Il y a des filles et il y a des garçons. La différence biologique n’est en aucun cas notre sujet. Notre sujet, ce sont les inégalités sociales qui prennent leurs racines dans des préjugés tenaces sur ce que valent, ce que peuvent et ce à quoi aspirent les unes et les autres. Si on ne veut pas avoir encore dans dix ans à déplorer et réparer les inégalités professionnelles ou les violences faites aux femmes, il faut bien travailler à prévenir la formation des inégalités !
Eh bien à la racine de ces inégalités, il y a les préjugés ; ceux-là mêmes qui, il y a cent ans, s’opposaient à ce qu’une femme vote, travaille ou pratique du sport… et qui s’opposent aujourd’hui à ce qu’un garçon aspire à rejoindre les métiers de la petite enfance par exemple.

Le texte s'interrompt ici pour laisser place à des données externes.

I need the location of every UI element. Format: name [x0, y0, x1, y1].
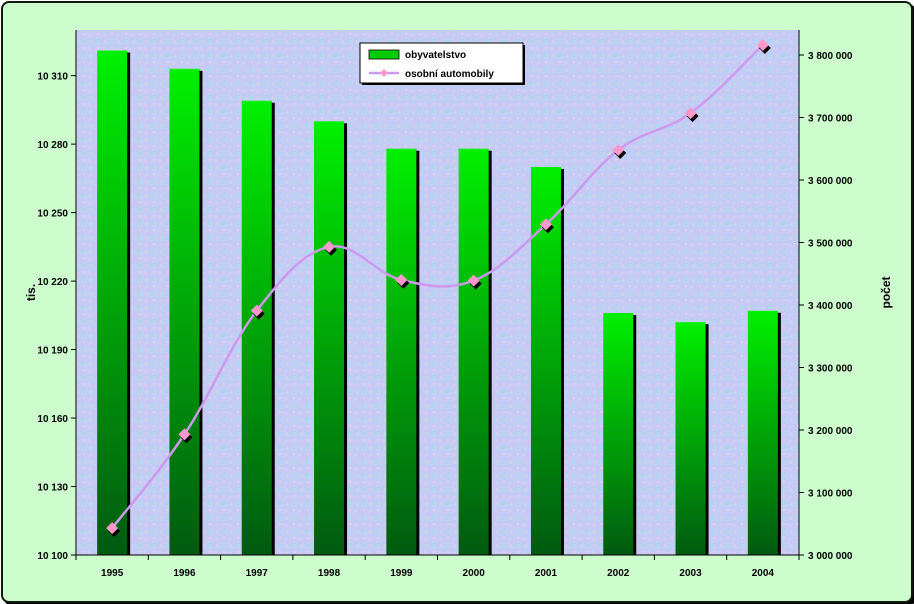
legend-label: obyvatelstvo	[405, 50, 466, 61]
left-tick-label: 10 100	[37, 551, 68, 562]
left-tick-label: 10 190	[37, 346, 68, 357]
right-tick-label: 3 700 000	[808, 114, 853, 125]
x-tick-label: 2002	[607, 568, 630, 579]
legend-swatch-marker	[380, 69, 388, 77]
legend-entry-obyvatelstvo: obyvatelstvo	[368, 49, 466, 61]
line-point-2000	[467, 274, 482, 290]
right-tick-label: 3 100 000	[808, 489, 853, 500]
line-point-1995	[106, 522, 121, 538]
line-point-2002	[612, 144, 627, 159]
left-tick-label: 10 130	[37, 483, 68, 494]
right-tick-label: 3 500 000	[808, 239, 853, 250]
right-tick-label: 3 300 000	[808, 364, 853, 375]
bar-2004	[747, 310, 781, 555]
right-axis-title: počet	[879, 276, 893, 308]
bar-1998	[314, 121, 348, 555]
bar-1997	[241, 100, 275, 556]
bar-2003	[675, 322, 709, 555]
right-tick-label: 3 000 000	[808, 551, 853, 562]
right-tick-label: 3 400 000	[808, 301, 853, 312]
bar-1996	[169, 68, 203, 555]
legend-label: osobní automobily	[405, 69, 494, 80]
line-series-osobni-automobily	[106, 39, 771, 538]
bar-1995	[97, 50, 131, 555]
line-point-2003	[684, 107, 699, 123]
left-axis-title: tis.	[24, 284, 38, 301]
x-tick-label: 1998	[318, 568, 341, 579]
x-tick-label: 2001	[535, 568, 558, 579]
x-tick-label: 2003	[679, 568, 702, 579]
bar-2001	[530, 166, 564, 555]
x-tick-label: 1999	[390, 568, 413, 579]
line-point-1998	[323, 240, 338, 256]
x-tick-label: 2004	[752, 568, 775, 579]
right-tick-label: 3 800 000	[808, 51, 853, 62]
legend-entry-osobni-automobily: osobní automobily	[369, 69, 494, 80]
left-tick-label: 10 160	[37, 414, 68, 425]
legend-swatch-bar	[368, 49, 400, 60]
left-tick-label: 10 220	[37, 277, 68, 288]
line-point-1997	[250, 304, 265, 320]
x-tick-label: 2000	[463, 568, 486, 579]
right-tick-label: 3 200 000	[808, 426, 853, 437]
combo-chart: 10 100 10 130 10 160 10 190 10 220 10 250 10 2…	[24, 30, 893, 579]
axes: 10 100 10 130 10 160 10 190 10 220 10 250 10 2…	[24, 30, 893, 579]
bar-2000	[458, 148, 492, 555]
bar-1999	[386, 148, 420, 555]
line-point-1996	[178, 428, 193, 444]
line-point-1999	[395, 274, 410, 289]
line-path	[111, 44, 764, 529]
bar-2002	[603, 313, 637, 555]
left-tick-label: 10 280	[37, 140, 68, 151]
x-tick-label: 1995	[101, 568, 124, 579]
left-tick-label: 10 310	[37, 72, 68, 83]
legend: obyvatelstvo osobní automobily	[359, 42, 525, 85]
x-tick-label: 1997	[246, 568, 269, 579]
x-tick-label: 1996	[173, 568, 196, 579]
right-tick-label: 3 600 000	[808, 176, 853, 187]
line-point-2004	[756, 39, 771, 54]
bar-series-obyvatelstvo	[97, 50, 781, 556]
line-point-2001	[539, 218, 554, 234]
left-tick-label: 10 250	[37, 209, 68, 220]
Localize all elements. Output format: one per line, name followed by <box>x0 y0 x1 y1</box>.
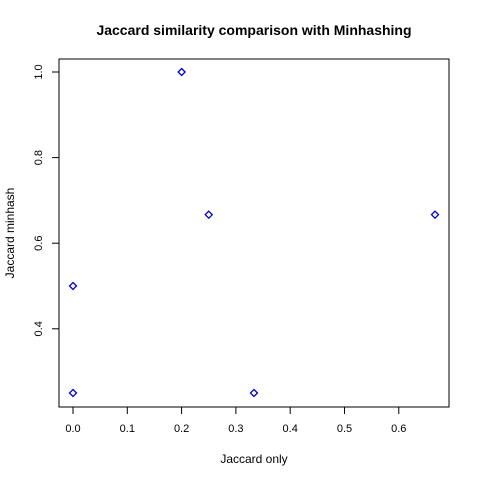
data-point <box>177 67 187 77</box>
y-tick-label: 1.0 <box>33 64 45 79</box>
data-point <box>430 210 440 220</box>
x-tick-label: 0.5 <box>337 423 352 435</box>
y-tick-label: 0.8 <box>33 150 45 165</box>
data-point <box>204 210 214 220</box>
data-points <box>68 67 440 398</box>
y-axis: 0.4 0.6 0.8 1.0 <box>33 64 60 336</box>
chart-title: Jaccard similarity comparison with Minha… <box>96 22 411 38</box>
y-tick-label: 0.6 <box>33 236 45 251</box>
x-tick-label: 0.1 <box>120 423 135 435</box>
data-point <box>68 281 78 291</box>
plot-frame <box>58 58 450 408</box>
x-axis: 0.0 0.1 0.2 0.3 0.4 0.5 0.6 <box>65 406 406 435</box>
x-axis-label: Jaccard only <box>220 452 287 466</box>
x-tick-label: 0.4 <box>283 423 298 435</box>
y-tick-label: 0.4 <box>33 321 45 336</box>
x-tick-label: 0.3 <box>228 423 243 435</box>
y-axis-label: Jaccard minhash <box>3 188 17 279</box>
data-point <box>68 388 78 398</box>
x-tick-label: 0.0 <box>65 423 80 435</box>
x-tick-label: 0.2 <box>174 423 189 435</box>
data-point <box>249 388 259 398</box>
x-tick-label: 0.6 <box>391 423 406 435</box>
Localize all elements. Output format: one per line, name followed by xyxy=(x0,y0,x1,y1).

Le projet de l’ABCD de l’égalité, c’est cela. Accompagner la réussite des élèves, permettre aux filles comme aux garçons de s’épanouir, sans autocensure. Cela ne bride en rien les individualités, cela n’empêchera pas les différences mais nous créerons plus qu’aujourd’hui les conditions pour permettre la réussite individuelle et collective des filles comme des garçons. C’est la mission de l’École, ni plus, ni moins.
Le mouvement des Journées du retrait de l’école (JRE) rencontre un succès très inégal selon les secteurs géographiques. Là où il est suivi, faut-il y voir le signe d’une crise de confiance du public à l’égard de l’école, au bénéfice de réseaux de communication informels ?
Les réseaux de communication électronique ont en effet joué à plein pour la propagation de cette rumeur. Je me réjouis d’ailleurs que la loi de refondation ait donné un vrai essor à l’École numérique, car on pourra y apprendre aussi aux élèves à se méfier des informations qui circulent sur les réseaux.
Mais les réseaux plus classiques ont très bien réagi ; je pense aux fédérations de parents d’élèves, la PEEP, la FCPE qui se sont employées à rassurer les parents ; je pense aussi aux messages portés par le système scolaire lui-même qui a réagi très tôt et bien sûr aux explications directement données aux parents par les enseignants et par les directeurs et directrices d’école.
C’est la relation de confiance construite au quotidien entre l’école et les parents qui est le meilleur rempart contre ces manipulations. Dans toutes les écoles et établissements, cela a été fait et cela se poursuivra sans doute encore. Nous devons en tout cas très certainement réfléchir sur cette manipulation et sur les moyens de protéger l’École de la République face à ces attaques qui mettent en cause sa cohésion et son action.
Les préjugés sexistes sont-ils si profondément inscrits dans les mentalités, en France, qu’on doive renoncer à les combattre et à les surmonter ?
Non, je ne crois pas qu’il faille se lamenter sur notre sort. Et d’ailleurs, plusieurs sondages sont venus saluer l’action que nous avons engagée contre les stéréotypes : 71 % des Français soutiennent cette action du Gouvernement.
Par contre, et je ne l’ai jamais caché, cette action pour changer les représentations est une action qui demande beaucoup d’énergie, car il faut agir partout et en même temps : agir dans le domaine de la culture, des médias, du sport. Vous avez vu les règles posées en la matière par le projet de loi pour l’égalité entre les femmes et les hommes pour une plus juste représentation des femmes. Agir à l’école, dans les écoles de formation, pour les enseignants à travers les ESPE, mais aussi dans l’entreprise.
C’est cette action globale que nous avons mise en place depuis 2012. Nous l’accompagnons même cette année d’un véritable tableau de bord de l’égalité qui nous aidera à progresser. La nouveauté, je crois, réside là : plutôt que de nous contenter de déplorer les inégalités, nous avons décidé de les prendre à bras le corps, pas seulement pour les corriger, mais aussi pour en empêcher au maximum la reproduction.